JULIAN OPUNI: The banking sector is in a much healthier place due to the regulatory reforms implemented by the Bank of Ghana (BoG) – namely, the increase in capital requirements and the introduction of new corporate governance directives. However, in order to adequately assess the impact of these reforms, it is helpful to understand them as two distinct, yet related, sets of measures: one focused on the governance and leadership of institutions, while the other strengthened and modernised the sector to help further develop the economy.
Because these regulations were instituted simultaneously, they are often viewed as a single set of reforms, but each had separate aims. The directives regarding corporate governance created many changes at the management level of the banks, which resulted in higher standards of banking and better compliance with international best practices in the industry. The BoG should be commended for its efforts to clean up the sector.

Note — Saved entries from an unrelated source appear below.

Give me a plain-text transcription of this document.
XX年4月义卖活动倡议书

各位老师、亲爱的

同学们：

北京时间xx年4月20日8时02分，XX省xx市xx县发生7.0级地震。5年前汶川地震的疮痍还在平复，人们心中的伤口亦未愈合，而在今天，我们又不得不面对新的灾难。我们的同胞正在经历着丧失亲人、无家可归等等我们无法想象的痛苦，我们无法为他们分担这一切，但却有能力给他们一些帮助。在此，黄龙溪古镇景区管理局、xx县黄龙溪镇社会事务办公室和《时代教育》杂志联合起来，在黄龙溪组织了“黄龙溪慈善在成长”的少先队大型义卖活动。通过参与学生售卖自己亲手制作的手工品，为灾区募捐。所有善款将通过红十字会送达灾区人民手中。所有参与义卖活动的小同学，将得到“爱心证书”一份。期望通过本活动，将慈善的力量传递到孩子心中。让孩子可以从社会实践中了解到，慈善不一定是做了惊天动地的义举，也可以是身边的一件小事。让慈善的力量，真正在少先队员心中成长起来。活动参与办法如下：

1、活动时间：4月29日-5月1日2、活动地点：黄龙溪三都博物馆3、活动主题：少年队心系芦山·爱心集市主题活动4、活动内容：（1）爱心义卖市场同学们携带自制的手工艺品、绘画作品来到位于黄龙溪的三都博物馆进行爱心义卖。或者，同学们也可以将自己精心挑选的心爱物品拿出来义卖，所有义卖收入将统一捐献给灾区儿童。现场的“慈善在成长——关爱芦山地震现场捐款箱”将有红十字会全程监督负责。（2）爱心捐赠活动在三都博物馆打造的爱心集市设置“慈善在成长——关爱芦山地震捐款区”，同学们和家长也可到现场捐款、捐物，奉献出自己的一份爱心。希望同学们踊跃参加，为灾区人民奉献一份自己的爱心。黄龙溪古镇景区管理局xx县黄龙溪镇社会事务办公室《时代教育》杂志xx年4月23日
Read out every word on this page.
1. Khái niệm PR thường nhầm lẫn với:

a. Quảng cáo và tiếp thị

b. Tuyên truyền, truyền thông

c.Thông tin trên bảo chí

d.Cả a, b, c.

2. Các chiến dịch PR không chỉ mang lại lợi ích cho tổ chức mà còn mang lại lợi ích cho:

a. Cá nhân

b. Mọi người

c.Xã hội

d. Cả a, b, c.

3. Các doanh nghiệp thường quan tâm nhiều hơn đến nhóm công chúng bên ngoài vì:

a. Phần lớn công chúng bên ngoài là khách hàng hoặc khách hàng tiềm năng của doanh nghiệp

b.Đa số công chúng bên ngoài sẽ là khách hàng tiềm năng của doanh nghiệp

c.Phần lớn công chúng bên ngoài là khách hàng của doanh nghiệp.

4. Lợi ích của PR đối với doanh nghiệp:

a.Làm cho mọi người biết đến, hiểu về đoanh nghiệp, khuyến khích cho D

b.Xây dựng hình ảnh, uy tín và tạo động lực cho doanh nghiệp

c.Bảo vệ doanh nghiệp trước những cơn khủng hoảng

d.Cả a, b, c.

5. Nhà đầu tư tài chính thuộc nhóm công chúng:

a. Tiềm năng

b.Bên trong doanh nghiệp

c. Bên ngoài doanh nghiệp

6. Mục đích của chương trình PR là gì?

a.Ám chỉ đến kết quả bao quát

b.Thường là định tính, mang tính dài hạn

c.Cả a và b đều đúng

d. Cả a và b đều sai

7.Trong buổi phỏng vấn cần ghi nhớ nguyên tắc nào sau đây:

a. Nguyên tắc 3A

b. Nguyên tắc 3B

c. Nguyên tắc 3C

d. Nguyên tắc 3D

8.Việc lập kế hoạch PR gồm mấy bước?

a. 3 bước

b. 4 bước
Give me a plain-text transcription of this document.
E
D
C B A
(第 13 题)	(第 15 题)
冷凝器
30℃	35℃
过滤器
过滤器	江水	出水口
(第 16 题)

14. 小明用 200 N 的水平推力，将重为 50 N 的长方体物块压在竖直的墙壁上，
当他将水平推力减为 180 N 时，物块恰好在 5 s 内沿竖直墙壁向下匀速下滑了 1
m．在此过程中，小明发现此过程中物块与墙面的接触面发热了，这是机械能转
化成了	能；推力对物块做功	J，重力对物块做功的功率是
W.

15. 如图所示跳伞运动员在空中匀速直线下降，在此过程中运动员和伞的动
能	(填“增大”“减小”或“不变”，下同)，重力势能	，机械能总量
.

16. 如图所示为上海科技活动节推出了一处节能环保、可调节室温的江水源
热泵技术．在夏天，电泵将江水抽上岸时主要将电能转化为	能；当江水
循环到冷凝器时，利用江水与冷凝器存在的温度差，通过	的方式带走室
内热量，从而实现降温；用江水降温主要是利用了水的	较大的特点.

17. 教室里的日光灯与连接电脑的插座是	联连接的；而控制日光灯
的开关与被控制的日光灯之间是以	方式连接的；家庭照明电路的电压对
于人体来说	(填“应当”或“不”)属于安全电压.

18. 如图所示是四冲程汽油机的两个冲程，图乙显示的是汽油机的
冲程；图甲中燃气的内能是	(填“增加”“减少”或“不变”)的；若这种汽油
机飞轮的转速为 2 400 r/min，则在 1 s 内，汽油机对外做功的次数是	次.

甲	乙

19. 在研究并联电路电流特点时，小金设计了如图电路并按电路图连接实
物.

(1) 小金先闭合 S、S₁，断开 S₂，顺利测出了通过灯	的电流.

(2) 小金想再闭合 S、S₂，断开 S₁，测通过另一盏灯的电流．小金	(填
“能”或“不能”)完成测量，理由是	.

How would you assess the strength and stability of Ghana’s domestic banks?
OPUNI: Unfortunately, all of the banks that either lost their licences or were consolidated after the reforms were Ghanaian. However, the local banks that remained are stronger than ever. The challenge for the near future will be managing the protracted changes that the financial sector as a whole is undergoing following the BoG’s report on the health of banks in 2017. The clean-up of microfinance institutions and savings and loan houses has continued throughout 2018 and 2019. As such, the general public perceives the financial sector to be undergoing continuous disruption. Until the process is completed, there will be some concern about a lack of confidence in domestic financial actors. Fortunately, the more prudent banks adopted an approach that enabled them to separate the safe from the unsafe microfinance institutions and savings and loans houses. Therefore, the involvement and exposure of banks to those segments and to related instability is quite low. Nonetheless, there are challenges related to asset management, pension funds and rural banking within the wider ecosystem due to the high levels of interconnectivity within the system.
To what extent has technological innovation widened financial inclusion to date?
OPUNI: Ghana is largely an economy of small and medium-sized enterprises. This means the market is fragmented, with many businesses and individuals lacking access to capital. Full inclusion will not be realised solely by enabling them to move money digitally; there will still be a need to widen access to finance and insurance, and to create a culture of savings. Financial inclusion in Ghana has primarily been driven by telecommunications operators on the basis of peer-to-peer payments. The next step will be to create a cash-lite economy with digital access to the full gamut of financial services and credit. Certainly, this will require a strong regulatory environment in order to avoid abuse, but it will be of great benefit to the economy overall. This shift will require extensive collaboration between banks, financial technology (fintech) companies and telecoms firms.
Banks are, at times, hindered by their own internal bureaucracy, limited agility and regulatory constraints, which can delay the speed of delivery to the market and prevent institutions from thinking outside the box. However, there is the opportunity for banks to leverage mutually beneficial partnerships with innovative and astute fintech firms to support their growth agenda. Such collaborations facilitate the competitive advantages gained from an agnostic platform, rather than closed end-to-end systems.